Monday, November 1, 2010

|all the world's a stage, and all the men and women merely players|

We are, indeed.
Do I remember the last time I considered what I wanted before I considered what I should I want? --No.
There is some sort of hilarity in the confusion that results from what we want, what we should want, and what we need. Is life pre-determined? Are we bowing obsequiously before a great audience--society--fumbling and fretting over minutiae that will never matter in the grand scheme of things? What is the grand scheme of things, this "stage" that Shakespeare so eloquently created, or some massive cloud looming over our own imaginations?

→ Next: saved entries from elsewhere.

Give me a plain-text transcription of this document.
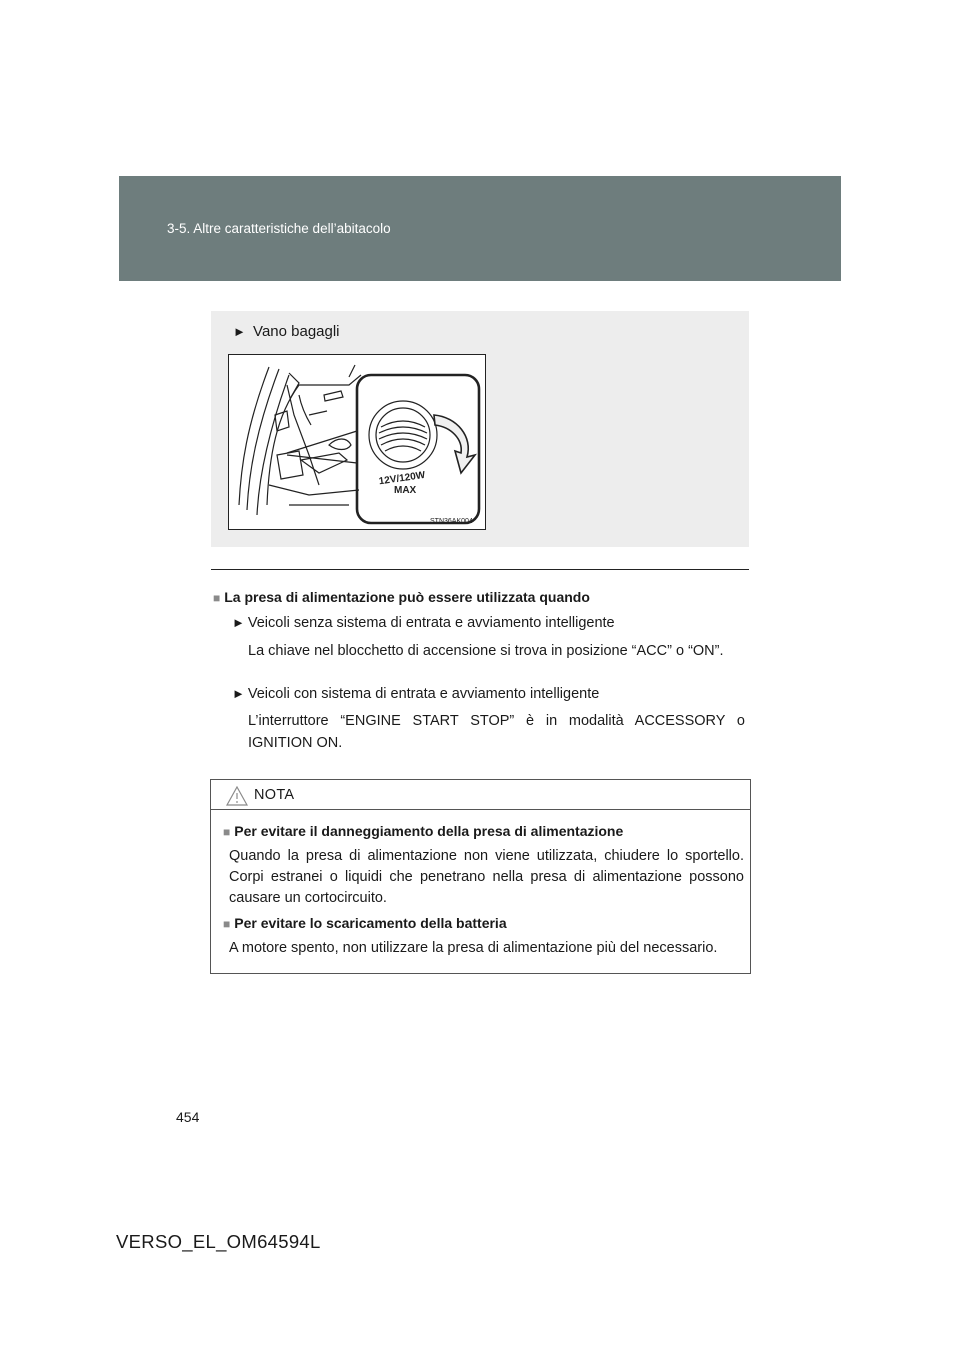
3-5. Altre caratteristiche dell’abitacolo
► Vano bagagli
12V/120W
MAX
STN36AK004
■ La presa di alimentazione può essere utilizzata quando
► Veicoli senza sistema di entrata e avviamento intelligente
La chiave nel blocchetto di accensione si trova in posizione “ACC” o “ON”.
► Veicoli con sistema di entrata e avviamento intelligente
L’interruttore “ENGINE START STOP” è in modalità ACCESSORY o IGNITION ON.
NOTA
■ Per evitare il danneggiamento della presa di alimentazione
Quando la presa di alimentazione non viene utilizzata, chiudere lo sportello. Corpi estranei o liquidi che penetrano nella presa di alimentazione possono causare un cortocircuito.
■ Per evitare lo scaricamento della batteria
A motore spento, non utilizzare la presa di alimentazione più del necessario.
454
VERSO_EL_OM64594L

I like to think that Shakespeare meant that in our day-to-day lives, we behave in the way that our grand audience--our societies--expect us to on our massive stage--the world. From birth, we enshrine ourselves in our identities of gender--the little girl who plays with her Barbie dolls, the little boy who must play with his train set, when really, we could choose to play with what we would like. We trap ourselves in the maddened illusions of love, in this idea that we must succumb to the folly and the inanity, when really it could be quite a rational, biological thing. We force ourselves into the roles of "friend" and "family," paying our lip service and our sweet smiles, saying that which protects and shelters and damages our "friends" and our "family," hiding our true thoughts so that we may fit into our roles. We might not have any family or friends at all, yet we go on to be those "players" on that "stage," forever acting. Our acting changes as the setting changes--we should never speak of sex in a church, and never of academia in steamy little downtown bar.
And so, who are we--and who are the actors? Are we one?